The Dollar could end 2017 on a positive note suggest analysts at French investment bank BNP Paribas, who reckon gains could be particularly notable against the Swiss Franc.
Analysts cite multiple factors behind the call; ranging from short-term and long-term bond yield differentials, to the current positioning of traders and ignorance by the market over the Trump administration’s chances of being able to secure tax reforms in the near future.
“In the final weeks of the year, currency markets often appear more driven by position adjustments and other year-end flows than by fundamental developments,” says Daniel Katzive, head of FX strategy North America at BNP Paribas.
“Nonetheless, market dislocations can also generate trading opportunities and we believe the USD’s weakness in November – after two months of recovery – has opened up an opportunity for new tactical long positions.”
Katzive and the BNP team prefer to bet on a rise in the Dollar relative to the Franc because, despite the latter also being a safe haven, the Swiss currency is not as sensitive as the Japanese to changes in global risk appetite. But just like in Japan, as well as other parts of Europe, Swiss interest rates are negative and US interest rates are expected to rise further over the coming months.
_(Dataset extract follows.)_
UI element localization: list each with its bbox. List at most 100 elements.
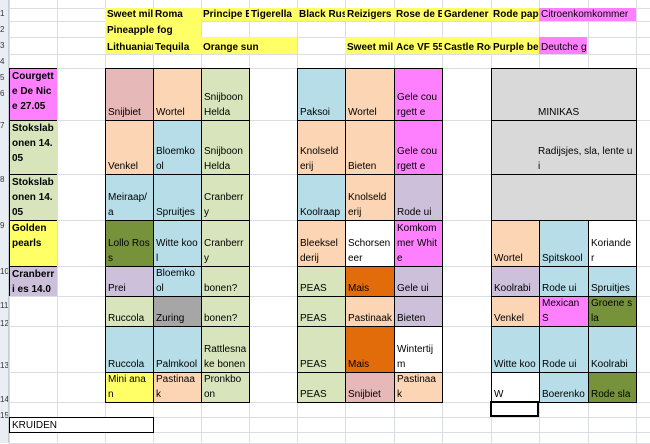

“We continue to view the CHF as an attractive low-yielding funder for USD long positions,” says Katzive. “The CHF lacks the high sensitivity of the JPY to risk aversion events and avoids the upside risks for the EUR associated with a potentially more hawkish message from the European Central Bank (ECB) at its December policy meeting.”
In short, the Swiss Franc offers scope to exploit the largest gap between policy interest rates available, while avoiding the risks that would come with a bet against certain other currencies.
“Front-end rate spreads have moved in the USD’s favour in Q4 2017,” says Katzive, referring to short-term bond yields. “Despite this, the dollar has struggled to sustain gains.”
Above: USD/CHF shown at daily intervals.
The correlation between short term interest rates and their currency counterparts has been poor in 2017, according to Katzive, although differences in short term cash rates can have a sizeable impact on hedging costs and investment returns for corporations.
This could mean it will only be so long before “real money” flows force a return to traditional equilibriums, in a market where speculators have taken over during recent quarters. Similar is true of long term rates, according to Katzive.
“Our Equity and Derivative Strategy team’s metrics continue to suggest that markets have not yet heavily priced in the successful passage of US tax legislation,” the strategist adds. “This is despite the fact that tax bills are advancing in parallel in the US House and Senate at a faster than generally expected pace.”
Senate majority leader Mitch McConnel said Thursday he expects the senate version of the tax bill to be passed by a vote at around 11:00am eastern time, which is shortly after the London close Friday.
After the senate bill passes, a joint committee of senate and house republicans will work to craft a unified bill that can gain sufficient support across congress.
“Our BNP Paribas positioning framework suggests USD short positions built up over the summer were covered during September and October as the USD bounced,” says Katzive. “However, short positions have been built up again in November.”
This positioning is not yet at extreme levels, according to Katzive, although the clustering of short-sellers around very similar price levels could offer scope for another “short-squeeze” if the Dollar begins to gain ground in December.
“As a result of the above considerations, we are adding a long USDCHF recommendation to our portfolio, targeting a move to 1.02 with our stop loss set at 0.9725,” Katzive signs off, in a Friday note.
The USD/CHF rate was quoted 0.17% higher at 0.9856 during noon trading Friday.